Obama's foreign-policy credo: listen and lead

In this century, American presidents will have to listen more than they’re used to.

When President Obama left for his first major trip abroad, he arguably left behind the "American century" and flew into – what? The "give-and-take century"? The "sharing-power century"?

Whatever it's going to be called, it is an era that will require more listening and more compromise than US presidents are used to.

Mr. Obama seems to recognize this. "The president and America are going to listen in London as well as lead," said his press secretary, talking about this Thursday's G20 meeting on the global recession. It's a high-stakes gathering at which leaders of the world's major economies will have plenty to say.

Listening and leading should be Obama's foreign-policy watchwords not just for this summit, but for the rest of his presidency.

The US is still the world's biggest economy and still its mightiest military player. And it still represents the land of opportunity – as Obama himself testifies. But it lost some of its credibility as trustworthy world-cop in the Iraq war. And its economic role-model status has been tarnished by the global recession. Countries don't fall in line behind Washington as they did, say, during the cold war.

America can earn back this respect. But that will not change the rising influence of competing powers, such as China, or the globalization that's empowering up-and-comers, such as Brazil and India.

China's spending about $600 billion on economic stimulus – outpacing the US, if one accounts for China's smaller economy. Unlike Washington, Beijing has the money to spend, so imagine how much stronger China will emerge when the world economy recovers.

Obama was already in listening mode before he left on his diplomatic tour of Britain, France, Germany, the Czech Republic, and Turkey. What he heard was that he couldn't override political reality elsewhere – even on his top-rung issues.

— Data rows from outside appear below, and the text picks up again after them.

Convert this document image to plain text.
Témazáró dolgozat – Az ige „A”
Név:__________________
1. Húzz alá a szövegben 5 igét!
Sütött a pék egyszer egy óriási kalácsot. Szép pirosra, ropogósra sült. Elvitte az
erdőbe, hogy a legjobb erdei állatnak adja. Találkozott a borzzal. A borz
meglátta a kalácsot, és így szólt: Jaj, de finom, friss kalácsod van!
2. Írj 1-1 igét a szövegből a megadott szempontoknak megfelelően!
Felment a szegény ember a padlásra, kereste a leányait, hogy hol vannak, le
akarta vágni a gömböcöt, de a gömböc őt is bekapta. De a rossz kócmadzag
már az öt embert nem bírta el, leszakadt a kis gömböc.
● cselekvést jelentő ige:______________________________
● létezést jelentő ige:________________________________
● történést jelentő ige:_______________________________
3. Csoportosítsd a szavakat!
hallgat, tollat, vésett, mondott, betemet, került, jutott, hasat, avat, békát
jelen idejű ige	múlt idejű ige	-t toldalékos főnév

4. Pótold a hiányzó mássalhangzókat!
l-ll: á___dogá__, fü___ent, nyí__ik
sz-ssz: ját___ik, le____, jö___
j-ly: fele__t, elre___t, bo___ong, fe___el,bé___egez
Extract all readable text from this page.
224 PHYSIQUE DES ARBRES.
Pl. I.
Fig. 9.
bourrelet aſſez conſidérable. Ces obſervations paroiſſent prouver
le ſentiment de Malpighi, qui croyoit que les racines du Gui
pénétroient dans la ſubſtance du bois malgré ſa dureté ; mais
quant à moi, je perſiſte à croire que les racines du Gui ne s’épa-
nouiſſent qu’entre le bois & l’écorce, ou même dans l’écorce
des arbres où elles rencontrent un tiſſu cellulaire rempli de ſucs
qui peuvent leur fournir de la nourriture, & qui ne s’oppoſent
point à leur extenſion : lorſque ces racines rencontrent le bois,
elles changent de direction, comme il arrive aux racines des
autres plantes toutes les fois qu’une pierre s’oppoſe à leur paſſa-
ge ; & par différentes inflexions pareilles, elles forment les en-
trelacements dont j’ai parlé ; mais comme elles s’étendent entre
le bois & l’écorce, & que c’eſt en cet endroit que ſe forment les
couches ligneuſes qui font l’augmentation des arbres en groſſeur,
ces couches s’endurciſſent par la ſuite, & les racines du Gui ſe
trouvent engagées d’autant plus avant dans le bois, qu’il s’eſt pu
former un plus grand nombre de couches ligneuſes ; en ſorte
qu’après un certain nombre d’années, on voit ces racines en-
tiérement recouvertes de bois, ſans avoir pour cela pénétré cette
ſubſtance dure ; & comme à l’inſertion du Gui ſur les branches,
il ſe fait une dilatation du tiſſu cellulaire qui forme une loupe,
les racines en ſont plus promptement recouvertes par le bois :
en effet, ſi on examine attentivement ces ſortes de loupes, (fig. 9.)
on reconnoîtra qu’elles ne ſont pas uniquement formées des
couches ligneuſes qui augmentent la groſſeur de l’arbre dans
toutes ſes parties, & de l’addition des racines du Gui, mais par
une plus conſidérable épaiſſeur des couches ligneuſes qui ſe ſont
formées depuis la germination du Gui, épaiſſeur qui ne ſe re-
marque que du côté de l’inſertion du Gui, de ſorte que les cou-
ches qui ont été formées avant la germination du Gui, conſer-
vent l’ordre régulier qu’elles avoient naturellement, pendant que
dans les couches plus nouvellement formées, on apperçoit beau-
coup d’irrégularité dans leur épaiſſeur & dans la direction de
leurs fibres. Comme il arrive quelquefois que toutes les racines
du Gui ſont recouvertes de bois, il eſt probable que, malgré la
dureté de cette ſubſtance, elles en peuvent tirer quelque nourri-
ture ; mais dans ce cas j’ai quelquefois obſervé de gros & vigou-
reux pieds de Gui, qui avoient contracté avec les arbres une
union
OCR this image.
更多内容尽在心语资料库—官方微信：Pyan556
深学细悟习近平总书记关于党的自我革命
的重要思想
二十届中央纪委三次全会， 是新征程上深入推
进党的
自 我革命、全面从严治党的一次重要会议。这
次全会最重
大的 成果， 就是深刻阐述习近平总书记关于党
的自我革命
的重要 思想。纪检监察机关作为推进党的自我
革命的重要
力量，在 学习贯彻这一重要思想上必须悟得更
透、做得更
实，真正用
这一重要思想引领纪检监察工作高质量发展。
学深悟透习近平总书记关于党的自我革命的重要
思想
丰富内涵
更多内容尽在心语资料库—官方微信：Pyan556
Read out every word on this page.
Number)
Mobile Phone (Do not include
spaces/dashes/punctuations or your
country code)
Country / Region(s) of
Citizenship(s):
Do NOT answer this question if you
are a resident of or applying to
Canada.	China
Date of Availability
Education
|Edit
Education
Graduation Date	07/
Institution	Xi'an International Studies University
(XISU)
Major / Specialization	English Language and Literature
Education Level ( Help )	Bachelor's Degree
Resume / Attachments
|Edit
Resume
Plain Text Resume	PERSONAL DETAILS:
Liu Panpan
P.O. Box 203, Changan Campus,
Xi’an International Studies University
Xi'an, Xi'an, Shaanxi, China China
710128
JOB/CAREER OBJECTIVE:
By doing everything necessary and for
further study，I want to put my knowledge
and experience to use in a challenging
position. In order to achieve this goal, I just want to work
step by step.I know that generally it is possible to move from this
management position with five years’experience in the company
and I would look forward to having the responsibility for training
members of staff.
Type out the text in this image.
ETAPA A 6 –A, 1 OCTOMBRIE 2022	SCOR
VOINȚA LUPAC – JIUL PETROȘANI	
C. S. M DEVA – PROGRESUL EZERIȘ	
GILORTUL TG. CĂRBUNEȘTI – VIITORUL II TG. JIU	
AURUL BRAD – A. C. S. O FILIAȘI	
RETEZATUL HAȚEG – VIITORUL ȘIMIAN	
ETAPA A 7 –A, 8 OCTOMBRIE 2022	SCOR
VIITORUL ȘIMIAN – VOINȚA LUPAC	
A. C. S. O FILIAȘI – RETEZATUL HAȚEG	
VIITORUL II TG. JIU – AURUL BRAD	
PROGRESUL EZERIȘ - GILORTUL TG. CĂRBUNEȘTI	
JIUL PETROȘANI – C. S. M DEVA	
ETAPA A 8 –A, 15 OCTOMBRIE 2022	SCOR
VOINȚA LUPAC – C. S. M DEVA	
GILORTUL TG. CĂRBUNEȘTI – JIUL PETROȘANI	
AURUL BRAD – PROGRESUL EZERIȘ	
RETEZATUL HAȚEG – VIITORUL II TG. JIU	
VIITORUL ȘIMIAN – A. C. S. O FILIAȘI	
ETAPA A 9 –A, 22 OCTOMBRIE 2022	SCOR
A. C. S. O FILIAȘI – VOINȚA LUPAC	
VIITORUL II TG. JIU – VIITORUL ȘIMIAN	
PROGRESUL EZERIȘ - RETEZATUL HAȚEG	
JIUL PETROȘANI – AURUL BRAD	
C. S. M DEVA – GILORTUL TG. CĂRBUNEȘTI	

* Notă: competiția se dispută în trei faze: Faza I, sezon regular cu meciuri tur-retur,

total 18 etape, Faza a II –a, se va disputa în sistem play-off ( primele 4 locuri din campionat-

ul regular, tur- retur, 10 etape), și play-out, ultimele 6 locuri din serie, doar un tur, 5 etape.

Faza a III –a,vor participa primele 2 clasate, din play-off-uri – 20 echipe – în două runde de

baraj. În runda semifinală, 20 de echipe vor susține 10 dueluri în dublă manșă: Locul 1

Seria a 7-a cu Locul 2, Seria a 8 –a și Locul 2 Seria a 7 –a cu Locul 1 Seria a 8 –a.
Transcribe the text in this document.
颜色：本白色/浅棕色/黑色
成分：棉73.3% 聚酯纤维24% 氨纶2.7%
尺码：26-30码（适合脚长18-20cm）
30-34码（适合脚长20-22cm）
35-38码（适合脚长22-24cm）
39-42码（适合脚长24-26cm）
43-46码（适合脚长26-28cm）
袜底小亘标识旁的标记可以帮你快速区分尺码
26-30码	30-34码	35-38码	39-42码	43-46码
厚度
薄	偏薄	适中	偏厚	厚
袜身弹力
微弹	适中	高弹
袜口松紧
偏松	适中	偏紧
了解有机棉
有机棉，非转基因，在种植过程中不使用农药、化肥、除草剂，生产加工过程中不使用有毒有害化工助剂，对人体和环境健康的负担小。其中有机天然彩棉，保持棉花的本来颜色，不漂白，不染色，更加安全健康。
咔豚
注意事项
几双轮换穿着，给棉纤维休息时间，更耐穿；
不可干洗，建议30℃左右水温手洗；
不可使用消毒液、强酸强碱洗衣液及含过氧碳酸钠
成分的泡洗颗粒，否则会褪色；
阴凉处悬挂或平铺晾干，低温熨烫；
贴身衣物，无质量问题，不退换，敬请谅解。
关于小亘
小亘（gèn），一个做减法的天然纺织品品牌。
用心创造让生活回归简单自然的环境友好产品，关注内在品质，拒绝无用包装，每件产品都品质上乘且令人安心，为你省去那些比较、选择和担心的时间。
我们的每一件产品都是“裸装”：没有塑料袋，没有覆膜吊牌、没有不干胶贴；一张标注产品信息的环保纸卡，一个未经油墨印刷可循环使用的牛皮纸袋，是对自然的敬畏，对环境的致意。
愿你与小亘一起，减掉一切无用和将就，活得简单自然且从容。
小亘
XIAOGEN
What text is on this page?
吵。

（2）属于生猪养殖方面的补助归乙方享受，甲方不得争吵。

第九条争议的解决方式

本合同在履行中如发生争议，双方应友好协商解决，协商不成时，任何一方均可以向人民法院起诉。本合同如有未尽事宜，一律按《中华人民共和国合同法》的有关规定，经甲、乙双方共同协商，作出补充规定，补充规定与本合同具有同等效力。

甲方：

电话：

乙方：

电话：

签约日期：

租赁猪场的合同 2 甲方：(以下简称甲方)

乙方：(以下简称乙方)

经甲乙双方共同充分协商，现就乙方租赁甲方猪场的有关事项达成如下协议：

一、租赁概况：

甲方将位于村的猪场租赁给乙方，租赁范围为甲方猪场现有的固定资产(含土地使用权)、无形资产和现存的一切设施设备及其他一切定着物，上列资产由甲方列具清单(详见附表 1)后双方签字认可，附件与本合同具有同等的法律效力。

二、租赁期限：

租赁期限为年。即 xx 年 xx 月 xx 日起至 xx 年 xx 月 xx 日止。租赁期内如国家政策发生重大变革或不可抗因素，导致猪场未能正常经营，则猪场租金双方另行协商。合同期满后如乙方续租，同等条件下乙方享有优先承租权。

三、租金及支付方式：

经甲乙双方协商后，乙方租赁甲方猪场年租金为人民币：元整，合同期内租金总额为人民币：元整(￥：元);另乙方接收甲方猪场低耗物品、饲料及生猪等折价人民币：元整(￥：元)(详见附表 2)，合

Germany, France, and other countries, for instance, did not support the American proposal that nations spend 2 percent of the value of their economies on stimulus. Germans shudder at the memory of hyperinflation in the period between the wars. They and other Europeans argue they're already stimulating their economies through their generous social welfare systems.

And Obama won't even bother asking NATO allies to contribute more combat troops to Afghanistan when he meets with them at the alliance's 60th-anniversary summit on Saturday. Instead, he'll focus on other contributions the allies can make, such as more help in training Afghan security forces.

In his few months in office, listening has informed the president's leading, with his new Afghanistan policy a case in point. He's also heard Russia's ongoing growls over NATO enlargement and missile defense in Eastern Europe, and is seeking to cooperate on areas of common interest, such as arms control and Iran. His outreach video to Iran in March signals a new "my door is open" approach.

Looking ahead, the White House has announced a series of international meetings to try to resolve long-standing differences that have blocked a new climate change treaty (America is the world's largest per-capita carbon emitter). The administration would do well to do the same with long-stuck world trade talks, known as the Doha Round. These talks are opportunities for US leadership.

Listen-and-lead comes down to a more multilateral approach on the part of the US. If you ask the Europeans, that's what they want from American leadership. Apparently, so does Obama. It's a convenient convergence. Will it pass the test of this presidency? Of this century?